Studies of children, adults, and the elderly have shown that adverse effects appear when the ozone level reaches or exceeds 12 parts per million (ppm) for three or more hours, especially when accompanied by preexisting respiratory disease and physical activity. So the pollutant usually needs to be present for a length of time for it to have a significant effect on any individual.
Beyond that, there are several monitors within a county measuring ozone. This is because ozone levels can fluctuate even within a single county. When ozone rises in one section of the county, this does not mean that the whole county is at risk.
Yet the ALA fails an entire county when only one monitor registers an episode of elevated air pollution — regardless of the violation’s length of time, or density of population in the area.
Such recordings cannot realistically be seen as a health hazard, yet the ALA erroneously labels them as such. This confuses citizens in low exposure areas into believing they are breathing harmful air, even when their ozone level may not have been at an unsafe level for a sufficient amount of time to present any risk, and may not have even been elevated in their immediate locale.

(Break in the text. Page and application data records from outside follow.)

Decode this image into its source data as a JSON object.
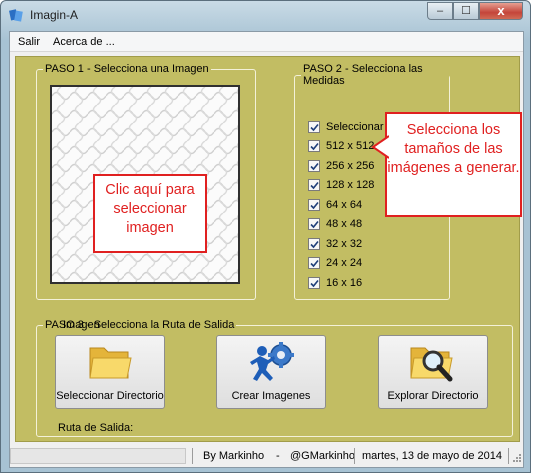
{
  "window": {
    "title": "Imagin-A",
    "minimize_label": "‒",
    "maximize_label": "☐",
    "close_label": "x"
  },
  "menu": {
    "file_label": "Salir",
    "about_label": "Acerca de ..."
  },
  "step1": {
    "legend": "PASO 1 - Selecciona una Imagen",
    "image_label": "Imagen",
    "annotation": "Clic aquí para seleccionar imagen"
  },
  "step2": {
    "legend": "PASO 2 - Selecciona las Medidas",
    "items": [
      {
        "label": "Seleccionar Todas",
        "checked": true
      },
      {
        "label": "512 x 512",
        "checked": true
      },
      {
        "label": "256 x 256",
        "checked": true
      },
      {
        "label": "128 x 128",
        "checked": true
      },
      {
        "label": "64 x 64",
        "checked": true
      },
      {
        "label": "48 x 48",
        "checked": true
      },
      {
        "label": "32 x 32",
        "checked": true
      },
      {
        "label": "24 x 24",
        "checked": true
      },
      {
        "label": "16 x 16",
        "checked": true
      }
    ],
    "annotation": "Selecciona los tamaños de las imágenes a generar."
  },
  "step3": {
    "legend": "PASO 3 - Selecciona la Ruta de Salida",
    "select_dir_label": "Seleccionar Directorio",
    "create_label": "Crear Imagenes",
    "explore_label": "Explorar Directorio",
    "output_path_label": "Ruta de Salida:"
  },
  "statusbar": {
    "author": "By Markinho",
    "dash": "-",
    "twitter": "@GMarkinho",
    "date": "martes, 13 de mayo de 2014"
  },
  "colors": {
    "panel": "#c2bd63",
    "annotation_red": "#e02020"
  }
}
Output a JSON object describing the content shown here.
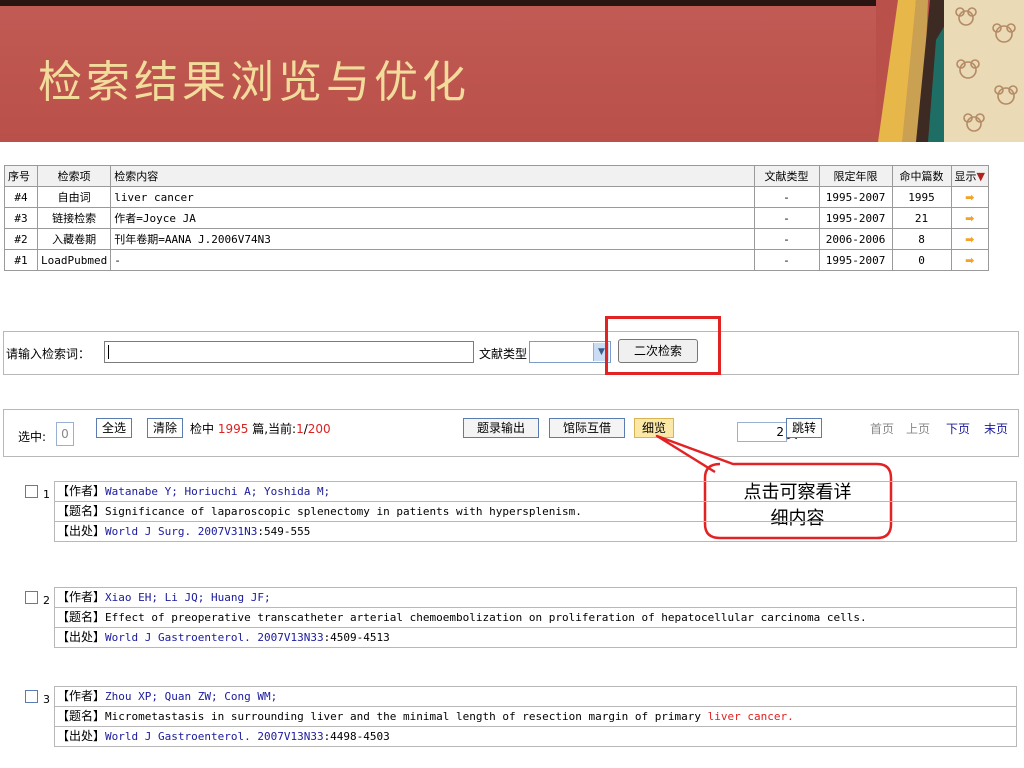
{
  "header": {
    "title": "检索结果浏览与优化"
  },
  "history": {
    "columns": [
      "序号",
      "检索项",
      "检索内容",
      "文献类型",
      "限定年限",
      "命中篇数",
      "显示"
    ],
    "sort_icon": "triangle-down-icon",
    "rows": [
      {
        "id": "#4",
        "field": "自由词",
        "content": "liver cancer",
        "type": "-",
        "years": "1995-2007",
        "hits": "1995",
        "show": "➡"
      },
      {
        "id": "#3",
        "field": "链接检索",
        "content": "作者=Joyce JA",
        "type": "-",
        "years": "1995-2007",
        "hits": "21",
        "show": "➡"
      },
      {
        "id": "#2",
        "field": "入藏卷期",
        "content": "刊年卷期=AANA J.2006V74N3",
        "type": "-",
        "years": "2006-2006",
        "hits": "8",
        "show": "➡"
      },
      {
        "id": "#1",
        "field": "LoadPubmed",
        "content": "-",
        "type": "-",
        "years": "1995-2007",
        "hits": "0",
        "show": "➡"
      }
    ]
  },
  "search": {
    "label": "请输入检索词：",
    "input_value": "",
    "doc_type_label": "文献类型",
    "doc_type_value": "",
    "secondary_button": "二次检索"
  },
  "toolbar": {
    "selected_label": "选中:",
    "selected_count": "0",
    "select_all": "全选",
    "clear": "清除",
    "hits_prefix": "检中",
    "hits_count": "1995",
    "hits_suffix": "篇,当前:",
    "current_page": "1",
    "page_sep": "/",
    "total_pages": "200",
    "export": "题录输出",
    "ill": "馆际互借",
    "detail": "细览",
    "page_input": "2",
    "page_unit": "页",
    "jump": "跳转",
    "first": "首页",
    "prev": "上页",
    "next": "下页",
    "last": "末页"
  },
  "callout": {
    "line1": "点击可察看详",
    "line2": "细内容"
  },
  "tags": {
    "author": "【作者】",
    "title": "【题名】",
    "source": "【出处】"
  },
  "records": [
    {
      "num": "1",
      "authors": "Watanabe Y; Horiuchi A; Yoshida M;",
      "title": "Significance of laparoscopic splenectomy in patients with hypersplenism.",
      "title_highlight": "",
      "source_link": "World J Surg. 2007V31N3",
      "source_pages": ":549-555"
    },
    {
      "num": "2",
      "authors": "Xiao EH; Li JQ; Huang JF;",
      "title": "Effect of preoperative transcatheter arterial chemoembolization on proliferation of hepatocellular carcinoma cells.",
      "title_highlight": "",
      "source_link": "World J Gastroenterol. 2007V13N33",
      "source_pages": ":4509-4513"
    },
    {
      "num": "3",
      "authors": "Zhou XP; Quan ZW; Cong WM;",
      "title": "Micrometastasis in surrounding liver and the minimal length of resection margin of primary ",
      "title_highlight": "liver cancer.",
      "source_link": "World J Gastroenterol. 2007V13N33",
      "source_pages": ":4498-4503"
    }
  ],
  "colors": {
    "header_bg": "#c0574f",
    "title_text": "#f2dc9c",
    "callout_border": "#e32224",
    "link": "#1a1a9c",
    "highlight": "#d22222"
  }
}
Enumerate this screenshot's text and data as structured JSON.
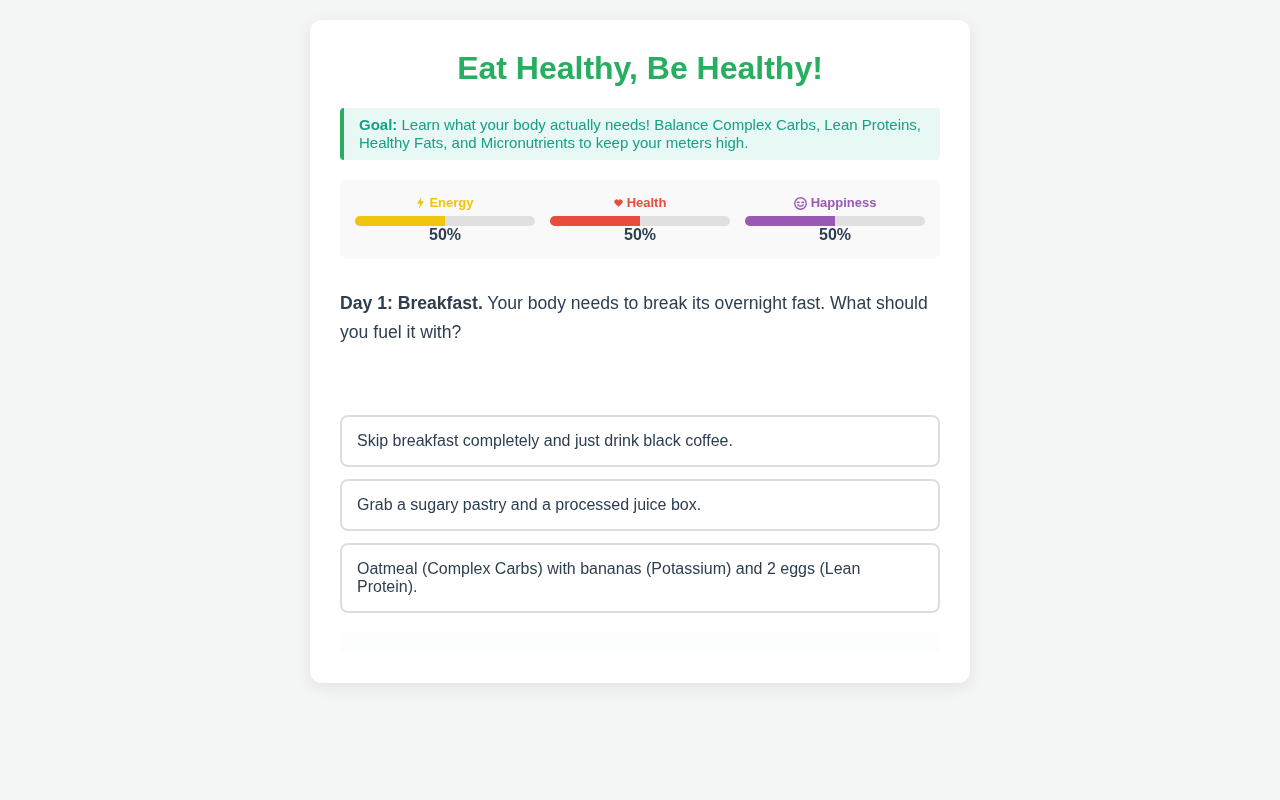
{
  "title": "Eat Healthy, Be Healthy!",
  "goal": "**Goal:** Learn what your body actually needs! Balance Complex Carbs, Lean Proteins, Healthy Fats, and Micronutrients to keep your meters high.",
  "meters": [
    {
      "label": "Energy",
      "color": "#f1c40f",
      "level": 0.5,
      "reading": "50%"
    },
    {
      "label": "Health",
      "color": "#e74c3c",
      "level": 0.5,
      "reading": "50%"
    },
    {
      "label": "Happiness",
      "color": "#9b59b6",
      "level": 0.5,
      "reading": "50%"
    }
  ],
  "story": "**Day 1: Breakfast.** Your body needs to break its overnight fast. What should you fuel it with?",
  "choices": [
    "Skip breakfast completely and just drink black coffee.",
    "Grab a sugary pastry and a processed juice box.",
    "Oatmeal (Complex Carbs) with bananas (Potassium) and 2 eggs (Lean Protein)."
  ]
}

So should we really be worried about this exaggeration on the part of the ALA? Aren’t higher standards for air always better? Dr. Joel Schwartz of the Reason Public Policy Institute explained in a recent article why such exaggerations are actually detrimental.
“Ironically, ALA’s efforts could actually reduce Americans’ overall health and safety. The ALA report will encourage the public to demand unnecessary additional expenditures to clean up air that is already clean. But in a world of limited resources, society can address only some of the many risks people face. When society wastes effort on small or non-existent risks, fewer real problems get the attention they deserve, reducing our health and safety.”
So as is usually the case with many stories bearing bad environmental news, it appears the real pollution is in the hype, not in the air.